- Flávia Medeiros, 29, foi exonerada do Ministério das Relações Exteriores após contestação de sua autodeclaração racial.
- Ela havia tomado posse como oficial de chancelaria há dois meses e a banca de heteroidentificação afirmou que seus traços indicavam pele clara e cabelo liso.
- A decisão judicial ficou em disputa: a primeira instância reconheceu inconsistências e determinou a posse, enquanto a segunda anulou a ordem e manteve a nulidade, resultando na exoneração.
- O Itamaraty e o Centro Brasileiro de Pesquisa em Avaliação e Seleção não responderam; a assessoria do instituto informou que os esclarecimentos ocorrem nos autos da ação.
- Flávia sustenta que não há parâmetro objetivo para traços geradores de discriminação e cita a ADC 41 do Supremo Tribunal Federal, que reconhece cotas raciais, defendendo critérios mais transparentes.

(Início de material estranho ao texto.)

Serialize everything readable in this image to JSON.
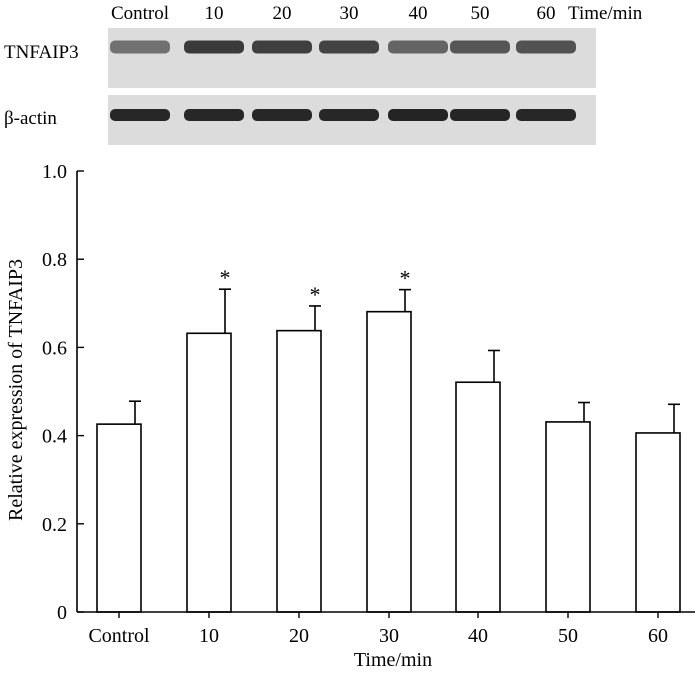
{
  "blot": {
    "lane_labels": [
      "Control",
      "10",
      "20",
      "30",
      "40",
      "50",
      "60"
    ],
    "time_label": "Time/min",
    "rows": [
      {
        "label": "TNFAIP3",
        "band_intensity": [
          0.55,
          0.85,
          0.82,
          0.8,
          0.62,
          0.7,
          0.72
        ]
      },
      {
        "label": "β-actin",
        "band_intensity": [
          0.95,
          0.95,
          0.95,
          0.95,
          0.97,
          0.96,
          0.95
        ]
      }
    ]
  },
  "chart_data": {
    "type": "bar",
    "categories": [
      "Control",
      "10",
      "20",
      "30",
      "40",
      "50",
      "60"
    ],
    "values": [
      0.426,
      0.632,
      0.638,
      0.681,
      0.521,
      0.431,
      0.406
    ],
    "error": [
      0.052,
      0.1,
      0.056,
      0.05,
      0.072,
      0.044,
      0.065
    ],
    "significant": [
      false,
      true,
      true,
      true,
      false,
      false,
      false
    ],
    "significance_marker": "*",
    "xlabel": "Time/min",
    "ylabel": "Relative expression of TNFAIP3",
    "ylim": [
      0,
      1.0
    ],
    "yticks": [
      "0",
      "0.2",
      "0.4",
      "0.6",
      "0.8",
      "1.0"
    ],
    "ytick_values": [
      0,
      0.2,
      0.4,
      0.6,
      0.8,
      1.0
    ],
    "bar_fill": "#ffffff",
    "bar_stroke": "#000000"
  }
}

Flávia Medeiros, internacionalista de 29 anos, foi exonerada do Ministério das Relações Exteriores nesta sexta-feira, 22, após a banca de heteroidentificação contestar sua autodeclaração racial. Ela havia ocupado o cargo de oficial de chancelaria há dois meses, após aprovação em concurso.
A ex-candidata diz não reconhecer as regras usadas pela comissão para definir quem vive racismo. O Itamaraty chegou a reconhecê-la etnicamente ao nomeá-la para o Comitê Étnico-Racial da instituição, como secretária-adjunta. Ela afirma ter deixado Vitória para trabalhar em Brasília, arcando com despesas próprias.

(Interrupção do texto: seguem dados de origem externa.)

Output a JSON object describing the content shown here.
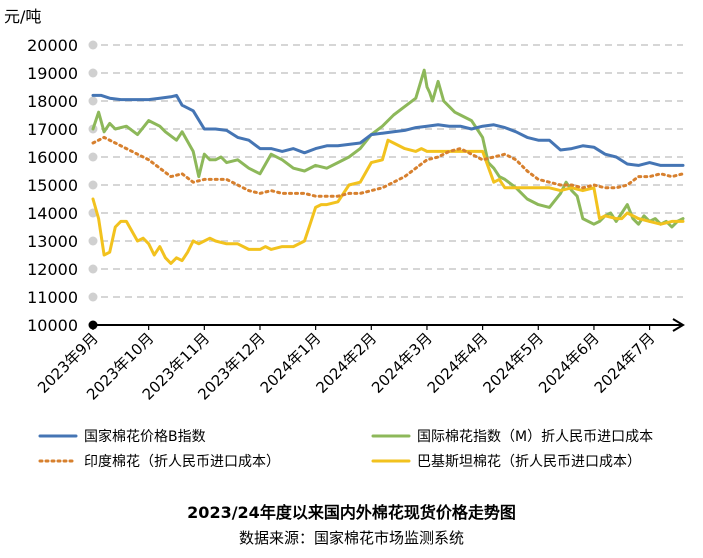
{
  "chart_data": {
    "type": "line",
    "title": "2023/24年度以来国内外棉花现货价格走势图",
    "source": "数据来源：国家棉花市场监测系统",
    "ylabel": "元/吨",
    "ylim": [
      10000,
      20000
    ],
    "yticks": [
      "20000",
      "19000",
      "18000",
      "17000",
      "16000",
      "15000",
      "14000",
      "13000",
      "12000",
      "11000",
      "10000"
    ],
    "xticks": [
      "2023年9月",
      "2023年10月",
      "2023年11月",
      "2023年12月",
      "2024年1月",
      "2024年2月",
      "2024年3月",
      "2024年4月",
      "2024年5月",
      "2024年6月",
      "2024年7月"
    ],
    "xrange": [
      0,
      10.6
    ],
    "grid": true,
    "legend_position": "bottom",
    "series": [
      {
        "name": "国家棉花价格B指数",
        "color": "#4575b4",
        "style": "solid",
        "x": [
          0,
          0.15,
          0.3,
          0.5,
          0.8,
          1.0,
          1.2,
          1.4,
          1.5,
          1.6,
          1.8,
          2.0,
          2.2,
          2.4,
          2.6,
          2.8,
          3.0,
          3.2,
          3.4,
          3.6,
          3.8,
          4.0,
          4.2,
          4.4,
          4.6,
          4.8,
          5.0,
          5.2,
          5.4,
          5.6,
          5.8,
          6.0,
          6.2,
          6.4,
          6.6,
          6.8,
          7.0,
          7.2,
          7.4,
          7.6,
          7.8,
          8.0,
          8.2,
          8.4,
          8.6,
          8.8,
          9.0,
          9.2,
          9.4,
          9.6,
          9.8,
          10.0,
          10.2,
          10.4,
          10.6
        ],
        "values": [
          18200,
          18200,
          18100,
          18050,
          18050,
          18050,
          18100,
          18150,
          18200,
          17850,
          17650,
          17000,
          17000,
          16950,
          16700,
          16600,
          16300,
          16300,
          16200,
          16300,
          16150,
          16300,
          16400,
          16400,
          16450,
          16500,
          16800,
          16850,
          16900,
          16950,
          17050,
          17100,
          17150,
          17100,
          17100,
          17000,
          17100,
          17150,
          17050,
          16900,
          16700,
          16600,
          16600,
          16250,
          16300,
          16400,
          16350,
          16100,
          16000,
          15750,
          15700,
          15800,
          15700,
          15700,
          15700
        ]
      },
      {
        "name": "国际棉花指数（M）折人民币进口成本",
        "color": "#8db85a",
        "style": "solid",
        "x": [
          0,
          0.1,
          0.2,
          0.3,
          0.4,
          0.6,
          0.8,
          1.0,
          1.2,
          1.3,
          1.5,
          1.6,
          1.8,
          1.9,
          2.0,
          2.1,
          2.2,
          2.3,
          2.4,
          2.6,
          2.8,
          3.0,
          3.2,
          3.4,
          3.6,
          3.8,
          4.0,
          4.2,
          4.4,
          4.6,
          4.8,
          5.0,
          5.2,
          5.4,
          5.6,
          5.8,
          5.95,
          6.0,
          6.05,
          6.1,
          6.2,
          6.3,
          6.4,
          6.5,
          6.6,
          6.8,
          7.0,
          7.1,
          7.2,
          7.3,
          7.4,
          7.6,
          7.8,
          8.0,
          8.2,
          8.4,
          8.5,
          8.6,
          8.7,
          8.8,
          9.0,
          9.1,
          9.2,
          9.3,
          9.4,
          9.5,
          9.6,
          9.7,
          9.8,
          9.9,
          10.0,
          10.1,
          10.2,
          10.3,
          10.4,
          10.5,
          10.6
        ],
        "values": [
          17000,
          17600,
          16900,
          17200,
          17000,
          17100,
          16800,
          17300,
          17100,
          16900,
          16600,
          16900,
          16200,
          15300,
          16100,
          15900,
          15900,
          16000,
          15800,
          15900,
          15600,
          15400,
          16100,
          15900,
          15600,
          15500,
          15700,
          15600,
          15800,
          16000,
          16300,
          16800,
          17100,
          17500,
          17800,
          18100,
          19100,
          18500,
          18300,
          18000,
          18700,
          18000,
          17800,
          17600,
          17500,
          17300,
          16700,
          15800,
          15600,
          15300,
          15200,
          14900,
          14500,
          14300,
          14200,
          14700,
          15100,
          14800,
          14600,
          13800,
          13600,
          13700,
          13900,
          14000,
          13700,
          14000,
          14300,
          13800,
          13600,
          13900,
          13700,
          13800,
          13600,
          13700,
          13500,
          13700,
          13800
        ]
      },
      {
        "name": "印度棉花（折人民币进口成本）",
        "color": "#d7802e",
        "style": "dotted",
        "x": [
          0,
          0.2,
          0.4,
          0.6,
          0.8,
          1.0,
          1.2,
          1.4,
          1.6,
          1.8,
          2.0,
          2.2,
          2.4,
          2.6,
          2.8,
          3.0,
          3.2,
          3.4,
          3.6,
          3.8,
          4.0,
          4.2,
          4.4,
          4.6,
          4.8,
          5.0,
          5.2,
          5.4,
          5.6,
          5.8,
          6.0,
          6.2,
          6.4,
          6.6,
          6.8,
          7.0,
          7.2,
          7.4,
          7.6,
          7.8,
          8.0,
          8.2,
          8.4,
          8.6,
          8.8,
          9.0,
          9.2,
          9.4,
          9.6,
          9.8,
          10.0,
          10.2,
          10.4,
          10.6
        ],
        "values": [
          16500,
          16700,
          16500,
          16300,
          16100,
          15900,
          15600,
          15300,
          15400,
          15100,
          15200,
          15200,
          15200,
          15000,
          14800,
          14700,
          14800,
          14700,
          14700,
          14700,
          14600,
          14600,
          14600,
          14700,
          14700,
          14800,
          14900,
          15100,
          15300,
          15600,
          15900,
          16000,
          16200,
          16300,
          16100,
          15900,
          16000,
          16100,
          15900,
          15500,
          15200,
          15100,
          15000,
          15000,
          14900,
          15000,
          14900,
          14900,
          15000,
          15300,
          15300,
          15400,
          15300,
          15400
        ]
      },
      {
        "name": "巴基斯坦棉花（折人民币进口成本）",
        "color": "#f2c21e",
        "style": "solid",
        "x": [
          0,
          0.1,
          0.2,
          0.3,
          0.4,
          0.5,
          0.6,
          0.8,
          0.9,
          1.0,
          1.1,
          1.2,
          1.3,
          1.4,
          1.5,
          1.6,
          1.7,
          1.8,
          1.9,
          2.0,
          2.1,
          2.2,
          2.4,
          2.6,
          2.8,
          3.0,
          3.1,
          3.2,
          3.4,
          3.6,
          3.8,
          3.9,
          4.0,
          4.1,
          4.2,
          4.4,
          4.6,
          4.8,
          5.0,
          5.2,
          5.3,
          5.4,
          5.6,
          5.8,
          5.9,
          6.0,
          6.2,
          6.4,
          6.6,
          6.8,
          7.0,
          7.2,
          7.3,
          7.4,
          7.6,
          7.8,
          8.0,
          8.2,
          8.4,
          8.6,
          8.8,
          9.0,
          9.1,
          9.2,
          9.4,
          9.5,
          9.6,
          9.8,
          10.0,
          10.2,
          10.4,
          10.6
        ],
        "values": [
          14500,
          13800,
          12500,
          12600,
          13500,
          13700,
          13700,
          13000,
          13100,
          12900,
          12500,
          12800,
          12400,
          12200,
          12400,
          12300,
          12600,
          13000,
          12900,
          13000,
          13100,
          13000,
          12900,
          12900,
          12700,
          12700,
          12800,
          12700,
          12800,
          12800,
          13000,
          13600,
          14200,
          14300,
          14300,
          14400,
          15000,
          15100,
          15800,
          15900,
          16600,
          16500,
          16300,
          16200,
          16300,
          16200,
          16200,
          16200,
          16200,
          16200,
          16200,
          15100,
          15200,
          14900,
          14900,
          14900,
          14900,
          14900,
          14800,
          14900,
          14800,
          14900,
          13800,
          13900,
          13800,
          13800,
          14000,
          13800,
          13700,
          13600,
          13700,
          13700
        ]
      }
    ]
  }
}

Segundo Flávia, a banca avaliadora usou traços “geradores de discriminação” para rejeitá-la, sem parâmetro objetivo claro. O caso envolve o Centro Brasileiro de Pesquisa em Avaliação e Seleção e de Promoção de Eventos, responsável pela banca. Os recursos administrativos foram esgotados e a Justiça Federal já teve decisões distintas.

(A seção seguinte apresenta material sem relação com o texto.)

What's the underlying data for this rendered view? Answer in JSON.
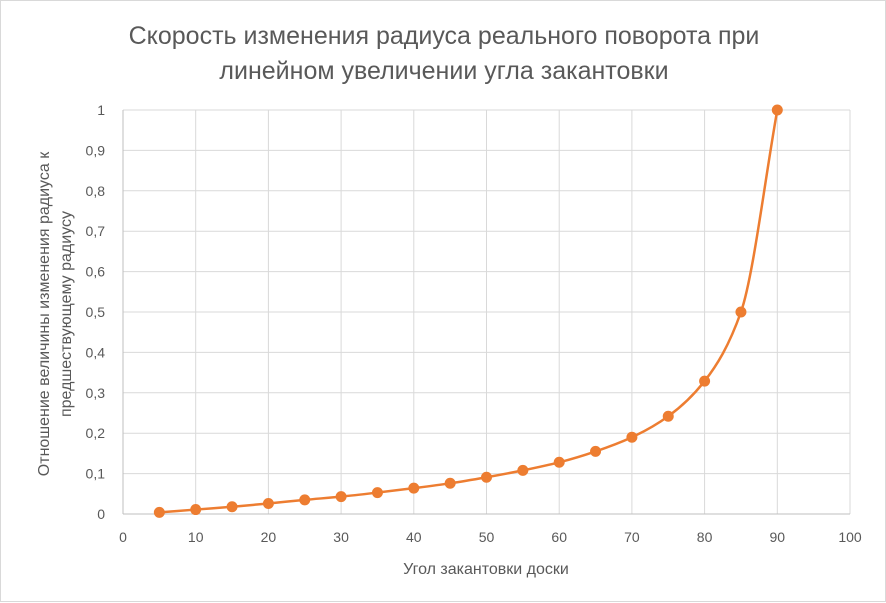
{
  "chart_data": {
    "type": "scatter",
    "title_lines": [
      "Скорость изменения радиуса реального поворота при",
      "линейном увеличении угла закантовки"
    ],
    "xlabel": "Угол закантовки доски",
    "ylabel_lines": [
      "Отношение величины изменения радиуса к",
      "предшествующему радиусу"
    ],
    "xlim": [
      0,
      100
    ],
    "ylim": [
      0,
      1
    ],
    "x_ticks": [
      "0",
      "10",
      "20",
      "30",
      "40",
      "50",
      "60",
      "70",
      "80",
      "90",
      "100"
    ],
    "y_ticks": [
      "0",
      "0,1",
      "0,2",
      "0,3",
      "0,4",
      "0,5",
      "0,6",
      "0,7",
      "0,8",
      "0,9",
      "1"
    ],
    "grid": "vertical and horizontal",
    "legend": "none",
    "smooth_line": true,
    "series": [
      {
        "color": "#ED7D31",
        "x": [
          5,
          10,
          15,
          20,
          25,
          30,
          35,
          40,
          45,
          50,
          55,
          60,
          65,
          70,
          75,
          80,
          85,
          90
        ],
        "y": [
          0.004,
          0.011,
          0.018,
          0.026,
          0.035,
          0.043,
          0.053,
          0.064,
          0.076,
          0.091,
          0.108,
          0.128,
          0.155,
          0.19,
          0.242,
          0.329,
          0.5,
          1.0
        ]
      }
    ]
  }
}
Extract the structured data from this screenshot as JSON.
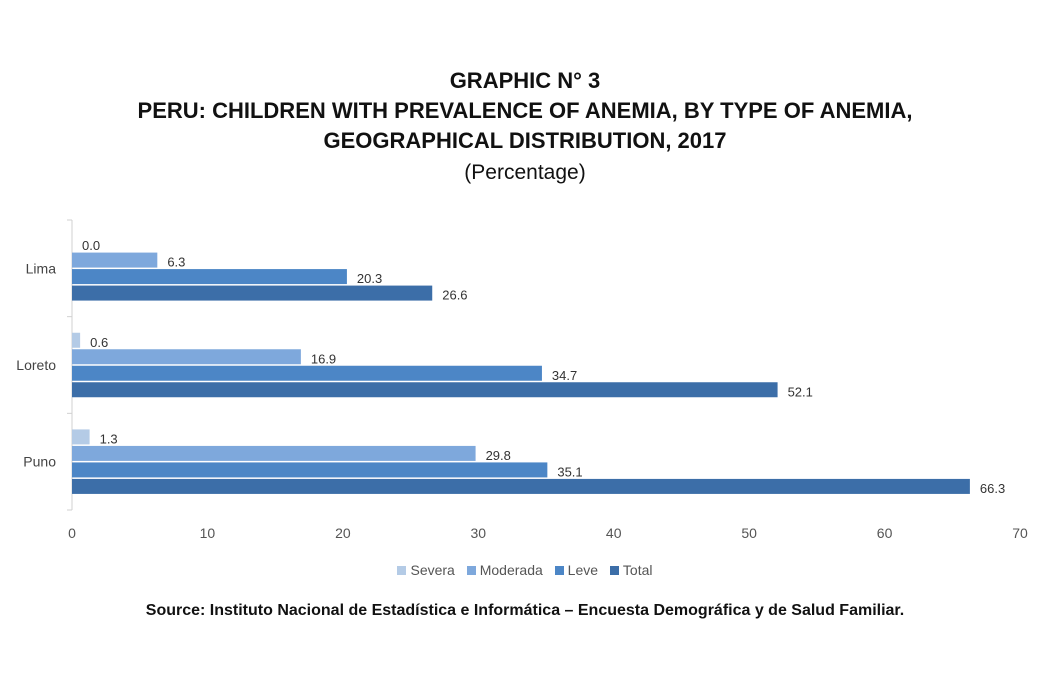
{
  "chart_data": {
    "type": "bar",
    "orientation": "horizontal",
    "title_lines": [
      "GRAPHIC N° 3",
      "PERU: CHILDREN WITH PREVALENCE OF ANEMIA, BY TYPE OF ANEMIA,",
      "GEOGRAPHICAL DISTRIBUTION, 2017"
    ],
    "subtitle": "(Percentage)",
    "categories": [
      "Lima",
      "Loreto",
      "Puno"
    ],
    "series": [
      {
        "name": "Severa",
        "color": "#b4cbe6",
        "values": [
          0.0,
          0.6,
          1.3
        ],
        "labels": [
          "0.0",
          "0.6",
          "1.3"
        ]
      },
      {
        "name": "Moderada",
        "color": "#7ea8dc",
        "values": [
          6.3,
          16.9,
          29.8
        ],
        "labels": [
          "6.3",
          "16.9",
          "29.8"
        ]
      },
      {
        "name": "Leve",
        "color": "#4c86c6",
        "values": [
          20.3,
          34.7,
          35.1
        ],
        "labels": [
          "20.3",
          "34.7",
          "35.1"
        ]
      },
      {
        "name": "Total",
        "color": "#3c6ea8",
        "values": [
          26.6,
          52.1,
          66.3
        ],
        "labels": [
          "26.6",
          "52.1",
          "66.3"
        ]
      }
    ],
    "xlim": [
      0,
      70
    ],
    "xticks": [
      "0",
      "10",
      "20",
      "30",
      "40",
      "50",
      "60",
      "70"
    ],
    "grid": false,
    "legend_position": "bottom"
  },
  "source": "Source: Instituto Nacional de Estadística e Informática – Encuesta Demográfica y de Salud Familiar."
}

Controvérsia sobre a heteroidentificação
A primeira instância reconheceu inconsistências na decisão da comissão e determinou a posse de Flávia. A segunda, porém, anulou a decisão anterior e limitou-se a assegurar a continuidade no certame, resultando na nulidade que levou à exoneração. O CBPES não respondeu aos pedidos de contato da Folha e do portal G1.
O Itamaraty também não respondeu aos contatos feitos pela reportagem até o fechamento desta edição. Flávia mantém que a interpretação da heteroidentificação é equivocada e defende que não há parâmetros objetivos para delimitar traços raciais. A candidata cita o STF e a ADC 41 como referência para cotas raciais em concursos.
A internacionalista ressalta ainda que o ingresso no Itamaraty foi uma conquista pessoal, fruto de planejamento de 11 anos de estudos para concursos. Ela afirma manter a esperança de recondução, mas enfrenta dificuldades financeiras decorrentes da exoneração e da mudança para Brasília.
Flávia defende que procedimentos devem ser mais claros, transparentes e alinhados ao Estatuto da Igualdade Racial, para evitar discriminação e disputas entre grupos dentro da população negra. Ela afirma que a subjetividade na avaliação eleva insegurança jurídica.